Sage knew he was a husk of a boy barely held together, but he never thought it would get this bad.
His childhood was not a childhood. It was a horror that gnawed at his bones and scraped him raw. His family carved him into something lesser, something to be ridiculed and beaten until he forgot how to exist as anything else. He didn't know how he was still here, still breathing. Maybe he was just too afraid of death, of eternity, to embrace it.
Tonight was no different. He had tried, God, he had tried to disappear. He moved like a stray dog, skittish and small, always expecting the next strike. But avoidance wasn't enough. His mother's voice, sharp as a blade, cut into him first. And then, as always, she handed him over to the executioner. His father's blows rained down on him until the world dissolved into black.
When he woke, he was in his own room, phone in hand. He looked down--he'd typed the numbers 9-1-1 in his barely conscious state. Everything after that was a blur.
You arrived like something divine cutting through the rot of his existence. He had nothing left to hide behind, no reason to pretend like everything was okay. His voice tore from his throat, screaming for help, begging, pleading. And then he was there, wrapped in a blanket in the back of your car, still shaking, still unable to comprehend that this was real. You spoke to him gently, but he was too drained to respond.
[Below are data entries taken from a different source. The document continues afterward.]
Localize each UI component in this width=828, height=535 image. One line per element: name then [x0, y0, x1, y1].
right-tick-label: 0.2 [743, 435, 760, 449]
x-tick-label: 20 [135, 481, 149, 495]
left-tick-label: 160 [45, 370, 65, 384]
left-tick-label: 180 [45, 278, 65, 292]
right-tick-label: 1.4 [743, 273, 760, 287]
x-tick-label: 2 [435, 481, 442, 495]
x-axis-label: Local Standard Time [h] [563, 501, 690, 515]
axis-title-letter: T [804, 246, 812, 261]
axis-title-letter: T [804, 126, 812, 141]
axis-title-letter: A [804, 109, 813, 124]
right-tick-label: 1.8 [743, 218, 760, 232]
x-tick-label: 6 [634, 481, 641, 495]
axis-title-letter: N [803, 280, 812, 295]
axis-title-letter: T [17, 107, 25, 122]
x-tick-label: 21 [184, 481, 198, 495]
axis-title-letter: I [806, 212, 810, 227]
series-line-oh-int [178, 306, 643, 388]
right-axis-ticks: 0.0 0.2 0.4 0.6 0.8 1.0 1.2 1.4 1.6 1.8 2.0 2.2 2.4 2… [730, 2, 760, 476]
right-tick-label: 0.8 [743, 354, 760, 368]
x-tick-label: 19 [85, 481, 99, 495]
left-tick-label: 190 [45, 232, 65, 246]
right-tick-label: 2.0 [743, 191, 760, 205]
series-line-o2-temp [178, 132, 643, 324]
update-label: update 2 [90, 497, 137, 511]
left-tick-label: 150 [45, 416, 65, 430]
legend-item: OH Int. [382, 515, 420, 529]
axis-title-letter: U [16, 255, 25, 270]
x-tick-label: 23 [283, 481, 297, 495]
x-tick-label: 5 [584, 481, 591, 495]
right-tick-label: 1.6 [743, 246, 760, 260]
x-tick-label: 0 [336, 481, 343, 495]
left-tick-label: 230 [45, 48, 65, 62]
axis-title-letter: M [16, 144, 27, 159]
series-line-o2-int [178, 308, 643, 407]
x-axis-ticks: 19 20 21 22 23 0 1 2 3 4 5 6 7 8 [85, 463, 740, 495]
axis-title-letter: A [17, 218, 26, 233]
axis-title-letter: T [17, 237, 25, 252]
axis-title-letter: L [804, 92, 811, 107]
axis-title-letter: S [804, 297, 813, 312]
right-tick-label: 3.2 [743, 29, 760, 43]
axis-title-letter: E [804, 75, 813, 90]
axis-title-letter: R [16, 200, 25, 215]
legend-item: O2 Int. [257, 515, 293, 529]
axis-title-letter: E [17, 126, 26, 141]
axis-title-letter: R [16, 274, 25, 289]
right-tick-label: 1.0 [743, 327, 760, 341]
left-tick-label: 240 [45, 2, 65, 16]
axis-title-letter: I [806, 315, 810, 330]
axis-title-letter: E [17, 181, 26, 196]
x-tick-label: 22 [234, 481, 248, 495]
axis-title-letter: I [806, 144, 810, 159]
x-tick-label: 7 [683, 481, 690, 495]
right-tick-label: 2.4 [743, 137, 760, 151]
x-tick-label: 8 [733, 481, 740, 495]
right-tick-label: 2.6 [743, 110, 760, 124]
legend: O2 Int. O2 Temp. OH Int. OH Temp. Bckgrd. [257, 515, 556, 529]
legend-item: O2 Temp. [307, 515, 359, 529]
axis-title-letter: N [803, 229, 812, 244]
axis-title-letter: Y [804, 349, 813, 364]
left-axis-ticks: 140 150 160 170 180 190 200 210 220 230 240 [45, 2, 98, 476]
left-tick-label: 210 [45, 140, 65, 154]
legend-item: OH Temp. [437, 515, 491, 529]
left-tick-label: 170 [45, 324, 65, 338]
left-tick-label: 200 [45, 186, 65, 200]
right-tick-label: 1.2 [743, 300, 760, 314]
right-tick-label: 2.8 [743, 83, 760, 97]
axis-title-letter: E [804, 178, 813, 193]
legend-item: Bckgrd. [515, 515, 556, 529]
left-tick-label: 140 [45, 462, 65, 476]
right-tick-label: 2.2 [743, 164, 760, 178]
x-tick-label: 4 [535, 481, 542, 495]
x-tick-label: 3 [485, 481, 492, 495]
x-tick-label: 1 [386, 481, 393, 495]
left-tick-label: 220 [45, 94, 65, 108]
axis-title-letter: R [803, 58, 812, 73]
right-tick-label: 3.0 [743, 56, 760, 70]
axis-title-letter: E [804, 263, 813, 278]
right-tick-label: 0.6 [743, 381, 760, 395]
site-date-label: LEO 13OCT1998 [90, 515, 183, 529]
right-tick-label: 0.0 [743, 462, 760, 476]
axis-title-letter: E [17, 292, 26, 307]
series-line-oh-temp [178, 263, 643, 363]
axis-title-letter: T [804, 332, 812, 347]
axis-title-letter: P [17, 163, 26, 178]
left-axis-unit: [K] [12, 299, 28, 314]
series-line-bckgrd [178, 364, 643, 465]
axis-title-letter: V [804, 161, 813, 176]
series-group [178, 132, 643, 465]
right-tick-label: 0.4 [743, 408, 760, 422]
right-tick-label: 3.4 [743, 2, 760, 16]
You told him his parents were gone, that he’d never have to see them again. The words were impossible to believe. Could freedom really be this simple? Could salvation come in the form of flashing lights and a warm voice telling him he was safe?
He didn’t know when he’d gone to sleep, but when he woke, it was to an unfamiliar ceiling. Someone sat beside him, head dipped in sleep. His body protested as he shifted, pain flaring in every nerve, but he forced himself to move. He reached out and tapped your leg with hesitant fingers—then recoiled, his arm snapping back like he expected a blow for daring to ask for attention.